Somos expertos en posponer cosas importantes. Esperamos hasta el último momento para preparar un examen o un informe y apuramos al máximo para entregar la declaración de la renta. Somos auténticos procrastinadores, como se dice técnicamente. Demoramos tareas que podríamos hacer con más tranquilidad si las hubiésemos empezado un poco antes. Hay varias explicaciones de por qué tomamos estas decisiones. La primera es la pereza. Aceptémoslo: nos aburren ciertos trámites y tenemos la fantasía de que un buen día nos levantaremos con la energía suficiente para hacer lo que nos cuesta. Es posible que en muchos casos sea cierto, sobre todo cuando son labores tediosas. El problema es que también nos sucede con aquello que nos gusta.

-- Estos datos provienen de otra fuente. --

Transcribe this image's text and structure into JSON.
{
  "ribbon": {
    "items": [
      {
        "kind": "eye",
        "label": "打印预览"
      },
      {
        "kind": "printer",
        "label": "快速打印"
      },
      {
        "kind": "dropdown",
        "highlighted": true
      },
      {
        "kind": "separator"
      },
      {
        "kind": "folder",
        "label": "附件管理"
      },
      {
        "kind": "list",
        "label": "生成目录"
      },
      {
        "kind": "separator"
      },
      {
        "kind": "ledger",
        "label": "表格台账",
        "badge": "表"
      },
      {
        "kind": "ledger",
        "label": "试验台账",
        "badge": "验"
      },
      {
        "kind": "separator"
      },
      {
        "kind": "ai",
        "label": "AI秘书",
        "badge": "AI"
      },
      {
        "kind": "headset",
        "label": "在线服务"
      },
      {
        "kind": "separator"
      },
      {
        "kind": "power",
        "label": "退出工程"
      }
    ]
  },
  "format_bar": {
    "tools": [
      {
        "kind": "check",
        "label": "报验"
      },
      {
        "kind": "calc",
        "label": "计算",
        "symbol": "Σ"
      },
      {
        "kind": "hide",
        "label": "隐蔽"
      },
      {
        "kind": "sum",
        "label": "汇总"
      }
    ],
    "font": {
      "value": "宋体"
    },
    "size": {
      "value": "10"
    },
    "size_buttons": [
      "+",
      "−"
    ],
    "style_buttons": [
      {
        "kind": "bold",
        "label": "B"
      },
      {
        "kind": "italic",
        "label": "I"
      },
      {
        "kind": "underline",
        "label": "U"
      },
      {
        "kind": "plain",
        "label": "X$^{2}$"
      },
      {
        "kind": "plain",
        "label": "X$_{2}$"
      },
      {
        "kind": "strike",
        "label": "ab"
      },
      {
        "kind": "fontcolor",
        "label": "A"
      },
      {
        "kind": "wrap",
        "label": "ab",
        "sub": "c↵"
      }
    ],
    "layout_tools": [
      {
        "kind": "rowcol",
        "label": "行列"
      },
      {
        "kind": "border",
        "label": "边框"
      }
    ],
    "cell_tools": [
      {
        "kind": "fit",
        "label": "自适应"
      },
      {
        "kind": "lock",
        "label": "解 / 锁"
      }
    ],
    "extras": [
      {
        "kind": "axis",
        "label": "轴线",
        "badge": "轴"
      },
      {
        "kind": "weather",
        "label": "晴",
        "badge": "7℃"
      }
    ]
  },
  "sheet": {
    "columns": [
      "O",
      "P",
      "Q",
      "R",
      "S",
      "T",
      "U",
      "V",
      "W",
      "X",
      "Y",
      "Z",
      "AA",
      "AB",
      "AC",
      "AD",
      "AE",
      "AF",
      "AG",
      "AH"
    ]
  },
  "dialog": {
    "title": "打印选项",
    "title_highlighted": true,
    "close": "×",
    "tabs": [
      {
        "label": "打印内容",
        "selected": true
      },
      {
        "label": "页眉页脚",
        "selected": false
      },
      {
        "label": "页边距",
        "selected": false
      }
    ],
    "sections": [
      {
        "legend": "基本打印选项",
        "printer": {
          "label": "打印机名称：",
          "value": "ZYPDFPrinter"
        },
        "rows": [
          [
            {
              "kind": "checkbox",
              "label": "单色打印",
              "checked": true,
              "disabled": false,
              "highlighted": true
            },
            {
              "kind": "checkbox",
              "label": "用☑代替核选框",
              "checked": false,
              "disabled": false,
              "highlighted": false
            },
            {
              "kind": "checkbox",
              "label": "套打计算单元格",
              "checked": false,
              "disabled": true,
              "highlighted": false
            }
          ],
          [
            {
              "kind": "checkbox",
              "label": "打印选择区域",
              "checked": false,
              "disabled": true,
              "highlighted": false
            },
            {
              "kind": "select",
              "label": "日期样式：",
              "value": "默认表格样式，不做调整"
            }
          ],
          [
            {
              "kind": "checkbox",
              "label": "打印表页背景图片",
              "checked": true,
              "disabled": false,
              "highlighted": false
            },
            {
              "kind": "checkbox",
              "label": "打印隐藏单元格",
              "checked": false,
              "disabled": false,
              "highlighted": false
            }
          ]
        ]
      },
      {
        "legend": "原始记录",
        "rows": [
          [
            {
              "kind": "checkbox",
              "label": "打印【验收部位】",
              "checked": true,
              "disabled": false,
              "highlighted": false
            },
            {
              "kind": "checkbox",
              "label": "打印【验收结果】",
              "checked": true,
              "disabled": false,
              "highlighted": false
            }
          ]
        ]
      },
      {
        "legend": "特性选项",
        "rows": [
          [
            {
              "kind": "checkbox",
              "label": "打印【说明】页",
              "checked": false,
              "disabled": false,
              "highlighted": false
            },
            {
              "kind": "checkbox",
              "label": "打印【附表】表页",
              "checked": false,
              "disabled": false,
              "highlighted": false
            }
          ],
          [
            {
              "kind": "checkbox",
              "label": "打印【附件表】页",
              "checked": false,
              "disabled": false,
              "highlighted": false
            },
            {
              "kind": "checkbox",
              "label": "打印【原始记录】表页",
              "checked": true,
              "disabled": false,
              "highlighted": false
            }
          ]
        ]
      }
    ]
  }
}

Por eso existe otro motivo más: buscamos inconscientemente el estrés.
Sobre el estrés pesa un gran sambenito. Compramos fármacos para combatirlo o practicamos técnicas para reducir sus efectos perniciosos. Sin embargo, hace algunos años se demostró que también tiene una parte positiva. Cuando vivimos situaciones estresantes nuestras células se fortalecen, sintetizamos proteínas y reforzamos nuestro sistema inmunitario. Esta es la razón por la que, después de un esfuerzo físico en el gimnasio, uno siente una sensación agradable. Gracias al estrés generamos más adrenalina y noradrenalina, lo que permite que nuestra mente se agudice y que nuestra atención sea mayor. Por ejemplo, si tenemos que preparar algo importante no nos concentramos de la misma forma si disponemos de todo el día que en caso de contar con una hora, cuando el nivel de exigencia es mayor.
Si estamos obligados a realizar una operación en poco tiempo nuestro nivel de concentración aumenta y las interrupciones se reducen drásticamente, por lo que dejaremos el móvil aparcado en una esquina. Buscamos el estrés para activarnos, aunque nuestra respuesta sea inconsciente. El problema surge cuando calculamos mal y nos pasamos del plazo de tiempo del que disponemos. Entonces, esta situación deja de ser una reacción positiva para convertirse en algo que realmente nos daña. Para evitarlo y convertir al estrés en nuestro aliado, el matrimonio Crum sugiere tres pasos en un artículopublicado en la Harvard Business Review.
Primer paso: aceptemos al estrés. Más que negarlo, es recomendable nombrar el nivel de estrés al que estamos sometidos. Curiosamente, lo que opinemos de esta situación definirá el nivel de respuesta de nuestro cuerpo. Si creemos que nos juega una mala pasada, nuestro nivel de cortisol aumentará mucho más que si vemos su cara amable, como se ha comprobado en la Universidad de Stanford, en Estados Unidos.
Reconocer el estrés también nos ayuda a tomar distancia. Cuando se activa en nosotros, los centros automáticos, como la amígdala, cobran fuerza en nuestro cerebro. Según una investigación basada en escáneres cerebrales, si hablamos de lo que nos altera, la actividad neuronal pasa de la amígdala al neocortex, lo que nos permite una respuesta más consciente y elaborada. Por eso, para evitar que nos paralice en exceso, tenemos que hablar del estrés y reconocer en qué nivel nos encontramos.
Segundo paso: seamos propietarios de nuestro estrés. Esta situación nos impide caer en lamentos o en excusas de por qué me pasa a mí. Como sugiere el matrimonio Crum con una metáfora, si hemos decidido subir al Everest, hemos de asumir que vamos a pasar unas cuantas noches frías y oscuras. Por eso, si queremos preparar un informe importante, emprender un negocio o criar un hijo, necesitamos aceptar que dicha decisión implica momentos difíciles y alguna que otra noche fría y oscura en la ladera del Everest. De esa misma manera, si hemos decidido dejar algo para el último momento, tenemos que asumir que estamos pagando el peaje por el camino que hemos elegido.
Y tercer paso: usemos al estrés en nuestro propio beneficio. El límite del estrés positivo y del que nos hace daño lo tenemos que manejar nosotros. Es posible que acusemos mucho estrés si dedicamos solo un día a ese informe importante o a preparar un examen pero que, si ampliamos el plazo de tiempo e invertimos un par de días, no nos dañe tanto. Ese límite ha de definirlo cada uno conforme a su carácter y a la actividad. Vale la pena reflexionarlo para utilizarlo en nuestro propio beneficio.